CbrA is an atypical sensor kinase found in Pseudomonas. The autokinase domain is connected to a putative transporter of the sodium/solute symporter family (SSSF). CbrA functions together with its cognate response regulator, CbrB, and plays an important role in nutrient acquisition, including regulation of hut genes for the utilization of histidine and its derivative, urocanate. Here we report on the findings of a genetic and biochemical analysis of CbrA with a focus on the function of the putative transporter domain. The work was initiated with mutagenesis of histidine uptake-proficient strains to identify histidine-specific transport genes located outside the hut operon. Genes encoding transporters were not identified, but mutations were repeatedly found in cbrA. This, coupled with the findings of [3H]histidine transport assays and further mutagenesis, implicated CbrA in histidine uptake. In addition, mutations in different regions of the SSSF domain abolished signal transduction. Site-specific mutations were made at four conserved residues: W55 and G172 (SSSF domain), H766 (H box), and N876 (N box). The mutations W55G, G172H, and N876G compromised histidine transport but had minimal effects on signal transduction. The H766G mutation abolished both transport and signal transduction, but the capacity to transport histidine was restored upon complementation with a transport-defective allele of CbrA, most likely due to interdomain interactions. Our combined data implicate the SSSF domain of CbrA in histidine transport and suggest that transport is coupled to signal transduction. IMPORTANCE Nutrient acquisition in bacteria typically involves membrane-bound sensors that, via cognate response regulators, determine the activity of specific transporters.
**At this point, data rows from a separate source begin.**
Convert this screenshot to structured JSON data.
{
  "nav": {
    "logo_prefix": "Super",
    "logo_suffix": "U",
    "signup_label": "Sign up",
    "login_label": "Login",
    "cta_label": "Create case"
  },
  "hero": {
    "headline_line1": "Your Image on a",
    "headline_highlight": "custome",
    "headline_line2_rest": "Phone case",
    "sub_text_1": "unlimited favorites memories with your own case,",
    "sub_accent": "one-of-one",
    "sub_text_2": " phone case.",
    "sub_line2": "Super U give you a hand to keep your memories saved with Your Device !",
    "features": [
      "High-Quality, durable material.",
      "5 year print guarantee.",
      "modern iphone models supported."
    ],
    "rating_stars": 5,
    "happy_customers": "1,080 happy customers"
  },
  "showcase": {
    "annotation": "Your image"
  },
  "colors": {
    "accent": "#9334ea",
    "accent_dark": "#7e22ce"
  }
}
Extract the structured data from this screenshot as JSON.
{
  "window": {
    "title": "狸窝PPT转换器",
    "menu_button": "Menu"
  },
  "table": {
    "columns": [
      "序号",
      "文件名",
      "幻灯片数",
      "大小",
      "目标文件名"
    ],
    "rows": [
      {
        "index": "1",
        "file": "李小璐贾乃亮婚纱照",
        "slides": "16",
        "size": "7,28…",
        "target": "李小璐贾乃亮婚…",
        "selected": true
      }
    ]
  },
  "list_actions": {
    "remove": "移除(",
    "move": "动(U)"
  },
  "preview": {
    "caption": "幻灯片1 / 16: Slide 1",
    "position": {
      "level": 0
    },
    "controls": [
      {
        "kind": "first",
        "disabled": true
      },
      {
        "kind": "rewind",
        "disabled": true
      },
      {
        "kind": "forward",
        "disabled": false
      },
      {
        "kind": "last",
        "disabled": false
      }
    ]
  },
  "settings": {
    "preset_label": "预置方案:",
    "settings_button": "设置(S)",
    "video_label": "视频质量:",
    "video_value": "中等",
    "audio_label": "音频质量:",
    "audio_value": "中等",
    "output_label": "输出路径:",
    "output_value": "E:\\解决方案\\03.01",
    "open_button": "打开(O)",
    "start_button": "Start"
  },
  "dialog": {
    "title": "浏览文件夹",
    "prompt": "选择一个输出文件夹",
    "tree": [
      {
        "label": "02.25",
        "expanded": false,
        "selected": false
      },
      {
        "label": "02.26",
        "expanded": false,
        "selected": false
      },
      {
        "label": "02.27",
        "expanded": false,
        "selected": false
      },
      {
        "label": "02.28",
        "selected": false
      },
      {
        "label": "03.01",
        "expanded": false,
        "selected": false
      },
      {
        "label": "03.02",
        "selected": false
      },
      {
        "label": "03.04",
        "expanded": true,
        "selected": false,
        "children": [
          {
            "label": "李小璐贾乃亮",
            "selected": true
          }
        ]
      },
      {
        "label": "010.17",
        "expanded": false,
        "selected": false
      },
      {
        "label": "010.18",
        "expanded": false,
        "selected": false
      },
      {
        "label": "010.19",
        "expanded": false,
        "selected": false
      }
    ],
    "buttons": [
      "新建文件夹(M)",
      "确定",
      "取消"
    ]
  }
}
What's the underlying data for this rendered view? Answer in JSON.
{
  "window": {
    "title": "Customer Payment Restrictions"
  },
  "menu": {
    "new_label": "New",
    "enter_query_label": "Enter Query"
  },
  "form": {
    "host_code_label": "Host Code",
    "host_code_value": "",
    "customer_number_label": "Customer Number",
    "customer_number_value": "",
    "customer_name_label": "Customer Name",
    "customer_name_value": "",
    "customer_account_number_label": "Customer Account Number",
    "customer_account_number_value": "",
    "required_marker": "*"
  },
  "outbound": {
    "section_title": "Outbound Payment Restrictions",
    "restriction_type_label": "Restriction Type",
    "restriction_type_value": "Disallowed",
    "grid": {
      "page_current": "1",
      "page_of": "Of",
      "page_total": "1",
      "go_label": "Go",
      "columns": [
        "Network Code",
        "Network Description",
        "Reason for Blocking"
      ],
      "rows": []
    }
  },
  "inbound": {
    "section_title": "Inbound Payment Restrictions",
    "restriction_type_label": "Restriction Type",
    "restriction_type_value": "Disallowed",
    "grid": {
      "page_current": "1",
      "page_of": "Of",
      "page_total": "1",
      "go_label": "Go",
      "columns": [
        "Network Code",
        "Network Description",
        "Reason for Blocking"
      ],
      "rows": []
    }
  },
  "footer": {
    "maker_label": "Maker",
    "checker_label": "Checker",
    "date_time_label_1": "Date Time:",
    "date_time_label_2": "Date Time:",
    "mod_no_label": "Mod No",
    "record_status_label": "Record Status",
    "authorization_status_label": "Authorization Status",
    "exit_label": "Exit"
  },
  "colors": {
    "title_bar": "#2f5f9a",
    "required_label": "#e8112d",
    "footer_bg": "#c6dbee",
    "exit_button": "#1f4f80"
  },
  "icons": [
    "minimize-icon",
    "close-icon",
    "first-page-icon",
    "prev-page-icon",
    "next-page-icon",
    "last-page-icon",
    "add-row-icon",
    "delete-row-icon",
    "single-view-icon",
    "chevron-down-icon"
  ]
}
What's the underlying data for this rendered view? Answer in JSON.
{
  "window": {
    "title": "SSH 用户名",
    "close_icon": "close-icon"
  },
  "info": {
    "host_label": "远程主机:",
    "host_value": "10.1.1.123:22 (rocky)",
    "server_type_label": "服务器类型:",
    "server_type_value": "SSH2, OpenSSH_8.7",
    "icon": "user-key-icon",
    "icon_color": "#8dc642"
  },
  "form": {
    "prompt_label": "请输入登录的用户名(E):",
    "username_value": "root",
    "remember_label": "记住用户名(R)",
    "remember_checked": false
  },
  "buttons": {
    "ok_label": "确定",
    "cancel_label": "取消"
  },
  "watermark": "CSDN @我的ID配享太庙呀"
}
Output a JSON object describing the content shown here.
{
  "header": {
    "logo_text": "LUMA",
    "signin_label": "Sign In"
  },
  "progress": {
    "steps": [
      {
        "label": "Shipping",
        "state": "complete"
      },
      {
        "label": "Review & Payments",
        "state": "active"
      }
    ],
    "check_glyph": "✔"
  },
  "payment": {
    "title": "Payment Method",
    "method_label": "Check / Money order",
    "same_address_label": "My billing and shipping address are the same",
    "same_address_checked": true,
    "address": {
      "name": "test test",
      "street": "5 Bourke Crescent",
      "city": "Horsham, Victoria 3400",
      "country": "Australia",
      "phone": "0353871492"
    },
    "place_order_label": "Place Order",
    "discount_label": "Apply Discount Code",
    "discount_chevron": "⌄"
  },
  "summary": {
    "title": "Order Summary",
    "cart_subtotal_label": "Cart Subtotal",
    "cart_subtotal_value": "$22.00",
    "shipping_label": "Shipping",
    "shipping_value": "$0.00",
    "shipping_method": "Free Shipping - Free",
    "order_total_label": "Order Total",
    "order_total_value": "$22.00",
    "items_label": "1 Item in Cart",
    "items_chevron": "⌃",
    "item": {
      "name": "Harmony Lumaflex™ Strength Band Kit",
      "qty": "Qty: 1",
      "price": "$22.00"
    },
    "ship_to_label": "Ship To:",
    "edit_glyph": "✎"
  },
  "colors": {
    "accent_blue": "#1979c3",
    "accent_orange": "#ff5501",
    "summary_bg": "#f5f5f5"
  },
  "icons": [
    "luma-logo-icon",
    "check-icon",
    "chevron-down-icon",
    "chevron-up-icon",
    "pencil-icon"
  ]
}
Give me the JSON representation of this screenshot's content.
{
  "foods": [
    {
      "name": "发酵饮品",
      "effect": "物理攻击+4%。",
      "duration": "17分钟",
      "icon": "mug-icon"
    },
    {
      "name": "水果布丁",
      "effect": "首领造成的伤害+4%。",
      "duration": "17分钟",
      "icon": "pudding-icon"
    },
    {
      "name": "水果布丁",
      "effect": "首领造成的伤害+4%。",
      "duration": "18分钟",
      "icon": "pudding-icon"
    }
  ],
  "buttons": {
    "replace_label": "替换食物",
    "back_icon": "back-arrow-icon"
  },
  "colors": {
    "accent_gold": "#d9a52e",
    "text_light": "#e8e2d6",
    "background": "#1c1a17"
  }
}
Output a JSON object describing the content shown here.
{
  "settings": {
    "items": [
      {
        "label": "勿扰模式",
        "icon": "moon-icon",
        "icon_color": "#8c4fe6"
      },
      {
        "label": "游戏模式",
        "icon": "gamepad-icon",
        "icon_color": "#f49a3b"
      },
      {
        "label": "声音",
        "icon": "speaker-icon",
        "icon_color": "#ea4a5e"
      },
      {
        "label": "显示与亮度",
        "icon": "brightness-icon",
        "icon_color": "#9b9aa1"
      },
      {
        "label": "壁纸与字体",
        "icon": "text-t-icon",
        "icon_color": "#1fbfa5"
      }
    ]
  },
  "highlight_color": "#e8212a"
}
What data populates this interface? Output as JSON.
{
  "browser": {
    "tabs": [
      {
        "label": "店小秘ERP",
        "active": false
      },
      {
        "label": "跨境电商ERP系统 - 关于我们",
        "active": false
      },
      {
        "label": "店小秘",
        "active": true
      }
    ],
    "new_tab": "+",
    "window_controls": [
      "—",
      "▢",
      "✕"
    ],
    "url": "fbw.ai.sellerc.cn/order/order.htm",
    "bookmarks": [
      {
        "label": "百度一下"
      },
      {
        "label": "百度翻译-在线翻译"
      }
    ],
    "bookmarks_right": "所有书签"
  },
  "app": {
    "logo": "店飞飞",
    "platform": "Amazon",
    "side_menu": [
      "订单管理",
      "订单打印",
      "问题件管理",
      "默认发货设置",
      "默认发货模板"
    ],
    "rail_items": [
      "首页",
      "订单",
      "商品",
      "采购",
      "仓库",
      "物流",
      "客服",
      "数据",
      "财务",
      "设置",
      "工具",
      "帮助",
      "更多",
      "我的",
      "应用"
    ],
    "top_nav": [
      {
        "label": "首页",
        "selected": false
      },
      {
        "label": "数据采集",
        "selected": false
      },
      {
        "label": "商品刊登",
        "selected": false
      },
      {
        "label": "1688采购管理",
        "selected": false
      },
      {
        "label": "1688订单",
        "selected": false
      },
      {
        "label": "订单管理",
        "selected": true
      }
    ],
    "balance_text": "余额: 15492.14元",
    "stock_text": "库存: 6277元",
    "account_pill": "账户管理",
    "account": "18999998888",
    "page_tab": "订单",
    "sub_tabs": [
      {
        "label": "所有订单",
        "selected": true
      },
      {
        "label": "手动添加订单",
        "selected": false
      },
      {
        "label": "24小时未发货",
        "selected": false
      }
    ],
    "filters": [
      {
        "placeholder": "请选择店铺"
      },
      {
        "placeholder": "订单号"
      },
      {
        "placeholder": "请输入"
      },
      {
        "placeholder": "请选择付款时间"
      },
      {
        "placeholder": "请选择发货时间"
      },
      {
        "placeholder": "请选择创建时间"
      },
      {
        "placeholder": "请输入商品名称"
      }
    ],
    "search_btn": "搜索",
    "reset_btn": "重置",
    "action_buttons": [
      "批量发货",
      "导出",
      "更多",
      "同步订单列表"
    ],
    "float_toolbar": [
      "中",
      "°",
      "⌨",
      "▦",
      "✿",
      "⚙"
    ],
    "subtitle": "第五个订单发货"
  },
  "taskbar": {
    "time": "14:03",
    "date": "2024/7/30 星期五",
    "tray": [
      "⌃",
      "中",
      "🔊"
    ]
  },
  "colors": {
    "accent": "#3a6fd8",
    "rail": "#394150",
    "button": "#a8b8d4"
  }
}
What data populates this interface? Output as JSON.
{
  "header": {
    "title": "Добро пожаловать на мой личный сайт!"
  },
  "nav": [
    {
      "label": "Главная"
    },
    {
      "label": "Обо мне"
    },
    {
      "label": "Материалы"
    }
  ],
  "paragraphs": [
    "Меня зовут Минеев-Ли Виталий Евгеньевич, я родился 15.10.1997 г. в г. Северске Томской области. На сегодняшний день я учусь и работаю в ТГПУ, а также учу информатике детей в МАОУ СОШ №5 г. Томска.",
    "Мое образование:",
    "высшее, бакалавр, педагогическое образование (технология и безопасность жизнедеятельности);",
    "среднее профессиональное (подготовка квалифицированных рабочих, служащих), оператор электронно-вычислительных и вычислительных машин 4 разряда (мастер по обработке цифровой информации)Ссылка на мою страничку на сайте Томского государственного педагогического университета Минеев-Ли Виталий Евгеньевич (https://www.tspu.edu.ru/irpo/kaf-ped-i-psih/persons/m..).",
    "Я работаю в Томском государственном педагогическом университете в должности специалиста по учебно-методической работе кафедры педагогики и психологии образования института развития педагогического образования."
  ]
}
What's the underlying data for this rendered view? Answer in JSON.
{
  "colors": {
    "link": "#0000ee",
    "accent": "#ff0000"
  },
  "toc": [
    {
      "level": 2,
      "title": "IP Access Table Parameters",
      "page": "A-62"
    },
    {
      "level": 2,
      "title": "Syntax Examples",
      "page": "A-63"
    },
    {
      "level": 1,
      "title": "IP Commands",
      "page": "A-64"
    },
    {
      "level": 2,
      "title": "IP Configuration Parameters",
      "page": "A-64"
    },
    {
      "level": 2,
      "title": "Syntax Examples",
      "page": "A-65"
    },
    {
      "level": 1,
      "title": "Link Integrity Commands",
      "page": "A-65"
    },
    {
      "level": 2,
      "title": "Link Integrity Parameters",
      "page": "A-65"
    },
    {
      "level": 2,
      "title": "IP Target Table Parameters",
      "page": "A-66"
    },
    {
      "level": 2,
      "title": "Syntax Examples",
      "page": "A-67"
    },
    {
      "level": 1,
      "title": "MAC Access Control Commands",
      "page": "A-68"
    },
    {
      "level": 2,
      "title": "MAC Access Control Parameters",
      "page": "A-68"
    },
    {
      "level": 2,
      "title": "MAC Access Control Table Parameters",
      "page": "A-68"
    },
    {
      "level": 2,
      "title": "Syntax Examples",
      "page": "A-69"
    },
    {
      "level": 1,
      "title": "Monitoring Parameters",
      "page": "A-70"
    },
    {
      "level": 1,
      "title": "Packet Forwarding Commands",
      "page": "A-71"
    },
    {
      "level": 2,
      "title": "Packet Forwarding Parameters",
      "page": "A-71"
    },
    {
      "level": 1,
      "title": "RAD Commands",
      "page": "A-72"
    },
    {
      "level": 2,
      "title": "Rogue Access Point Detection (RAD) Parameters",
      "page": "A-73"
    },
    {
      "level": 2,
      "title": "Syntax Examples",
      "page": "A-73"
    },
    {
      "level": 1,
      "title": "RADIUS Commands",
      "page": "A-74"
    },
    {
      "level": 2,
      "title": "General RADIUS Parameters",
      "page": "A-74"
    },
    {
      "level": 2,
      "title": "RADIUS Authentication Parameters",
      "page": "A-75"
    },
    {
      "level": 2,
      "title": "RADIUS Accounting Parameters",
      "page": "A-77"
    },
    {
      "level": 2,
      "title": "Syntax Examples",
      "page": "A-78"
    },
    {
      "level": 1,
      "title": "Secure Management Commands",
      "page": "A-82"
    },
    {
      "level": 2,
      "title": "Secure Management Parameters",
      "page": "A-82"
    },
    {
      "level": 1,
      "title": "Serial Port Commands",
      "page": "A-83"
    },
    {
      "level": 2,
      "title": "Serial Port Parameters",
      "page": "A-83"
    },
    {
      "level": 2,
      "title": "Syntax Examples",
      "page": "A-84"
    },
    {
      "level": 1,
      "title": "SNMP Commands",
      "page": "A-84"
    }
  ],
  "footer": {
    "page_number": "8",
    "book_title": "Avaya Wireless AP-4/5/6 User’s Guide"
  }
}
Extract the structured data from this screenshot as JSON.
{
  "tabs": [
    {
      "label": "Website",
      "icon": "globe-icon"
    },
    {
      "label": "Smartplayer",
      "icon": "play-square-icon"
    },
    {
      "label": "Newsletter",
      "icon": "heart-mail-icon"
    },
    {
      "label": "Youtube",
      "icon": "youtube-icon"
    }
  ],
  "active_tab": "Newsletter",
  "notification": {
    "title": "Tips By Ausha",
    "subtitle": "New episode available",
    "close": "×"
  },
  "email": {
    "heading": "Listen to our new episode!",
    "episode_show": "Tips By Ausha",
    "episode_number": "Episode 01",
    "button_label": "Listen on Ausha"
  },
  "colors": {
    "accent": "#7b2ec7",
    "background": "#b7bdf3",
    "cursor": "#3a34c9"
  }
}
However, nutrient perception and uptake are often coupled processes. Thus, from a physiological perspective, it would make sense for systems that couple the process of signaling and transport within a single protein and where transport is itself the stimulus that precipitates signal transduction to have evolved. The CbrA regulator in Pseudomonas represents a unique type of sensor kinase whose autokinase domain is connected to a transporter domain. We present genetic and biochemical evidence that suggests that CbrA plays a dual role in histidine uptake and sensing and that transport is dependent on signal transduction.